Six États américains (Idaho, Arkansas, Indiana, Missouri, Dakota du Nord et Oklahoma) ont déjà adopté des lois considérant les bibliothécaires comme des délinquants sexuels potentiels s’ils refusent de retirer certains ouvrages jugés inappropriés des rayons. Actuellement, une dizaine d’autres États envisagent des mesures similaires. Cette dynamique législative laisse craindre une généralisation de ces pratiques, avec des conséquences graves pour les professionnels du secteur, accusés de promouvoir des idéologies dangereuses pour la jeunesse.

PEN America, une organisation engagée pour la défense de la liberté d’expression, dénonce les implications de cette législation. En qualifiant des contenus éducatifs et des représentations de minorités sexuelles et de genre de « pornographiques », le Projet 2025 contribue à créer un climat de suspicion et de peur, qui pourrait dissuader de nombreux éducateurs et bibliothécaires d’inclure des livres représentatifs de la diversité contemporaine dans leurs collections.

Une menace pour la diversité littéraire et la liberté d’expression dans les bibliothèques américaines

La mise en œuvre du Projet 2025, si elle venait à voir le jour, pourrait bouleverser le paysage littéraire et éducatif américain, élevant des barrières significatives contre la diversité des points de vue et la représentation des minorités. Des œuvres populaires comme Twilight, Hunger Games, ou La Servante écarlate, qui explorent des questions de liberté, de justice et d’identité, pourraient se retrouver dans le collimateur des législateurs. 
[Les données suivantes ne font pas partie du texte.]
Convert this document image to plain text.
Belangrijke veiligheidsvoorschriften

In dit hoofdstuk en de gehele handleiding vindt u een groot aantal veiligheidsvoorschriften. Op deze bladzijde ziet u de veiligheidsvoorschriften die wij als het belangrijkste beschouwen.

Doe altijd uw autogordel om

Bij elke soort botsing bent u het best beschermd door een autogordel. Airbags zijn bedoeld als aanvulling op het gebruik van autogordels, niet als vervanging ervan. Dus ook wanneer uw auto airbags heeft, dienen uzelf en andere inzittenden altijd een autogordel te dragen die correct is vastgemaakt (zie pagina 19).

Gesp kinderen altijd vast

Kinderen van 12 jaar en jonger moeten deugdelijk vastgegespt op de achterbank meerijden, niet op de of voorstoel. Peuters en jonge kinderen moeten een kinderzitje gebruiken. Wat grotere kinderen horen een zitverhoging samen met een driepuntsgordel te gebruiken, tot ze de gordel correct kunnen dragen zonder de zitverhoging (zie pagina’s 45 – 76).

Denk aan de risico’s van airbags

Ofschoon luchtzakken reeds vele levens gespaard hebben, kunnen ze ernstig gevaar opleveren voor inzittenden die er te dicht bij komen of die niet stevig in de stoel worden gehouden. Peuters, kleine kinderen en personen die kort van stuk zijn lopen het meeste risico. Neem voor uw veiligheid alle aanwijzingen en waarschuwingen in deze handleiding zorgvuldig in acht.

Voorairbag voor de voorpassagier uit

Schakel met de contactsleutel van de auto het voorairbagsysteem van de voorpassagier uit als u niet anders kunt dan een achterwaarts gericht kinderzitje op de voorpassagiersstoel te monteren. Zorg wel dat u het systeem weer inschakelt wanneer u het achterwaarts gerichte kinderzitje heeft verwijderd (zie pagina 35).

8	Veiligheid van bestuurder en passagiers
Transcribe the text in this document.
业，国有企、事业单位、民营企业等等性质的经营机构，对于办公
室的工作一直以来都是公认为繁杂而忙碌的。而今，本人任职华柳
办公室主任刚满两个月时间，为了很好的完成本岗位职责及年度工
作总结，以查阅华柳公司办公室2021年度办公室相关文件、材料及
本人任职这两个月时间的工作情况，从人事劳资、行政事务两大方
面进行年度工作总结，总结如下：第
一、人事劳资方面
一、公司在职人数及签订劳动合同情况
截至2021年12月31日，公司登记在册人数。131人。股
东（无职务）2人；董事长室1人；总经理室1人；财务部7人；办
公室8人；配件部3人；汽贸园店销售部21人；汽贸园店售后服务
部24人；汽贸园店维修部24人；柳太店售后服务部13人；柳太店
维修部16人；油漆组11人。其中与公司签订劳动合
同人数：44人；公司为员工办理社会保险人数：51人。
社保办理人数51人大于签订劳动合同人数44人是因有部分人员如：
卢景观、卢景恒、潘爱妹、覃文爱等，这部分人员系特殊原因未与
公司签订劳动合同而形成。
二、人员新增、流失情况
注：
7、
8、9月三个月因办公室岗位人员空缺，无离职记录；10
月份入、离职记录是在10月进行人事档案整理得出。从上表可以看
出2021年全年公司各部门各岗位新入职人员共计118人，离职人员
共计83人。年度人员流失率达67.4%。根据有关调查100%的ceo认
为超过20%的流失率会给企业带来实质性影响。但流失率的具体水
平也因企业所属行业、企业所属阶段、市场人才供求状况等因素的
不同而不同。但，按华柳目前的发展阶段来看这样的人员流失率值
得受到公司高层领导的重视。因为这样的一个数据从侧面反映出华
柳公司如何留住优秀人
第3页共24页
Les livres les plus bannis à un niveau local

Pour information, La servante écarlate de Margaret Atwood fait partie des titres les plus souvent interdits à travers le pays, à un niveau local, aux côtés de Où es-tu Alaska ? de John Green, 13 reasons why de Jay Asher ou bien encore Un palais d’épines et de roses de Sarah J. Maas. 

À l’heure où la littérature est plus que jamais un outil de sensibilisation et d’ouverture à l’autre, ces initiatives conservatrices pourraient bien mettre en péril l’une des valeurs fondatrices de la société américaine : la liberté d’expression.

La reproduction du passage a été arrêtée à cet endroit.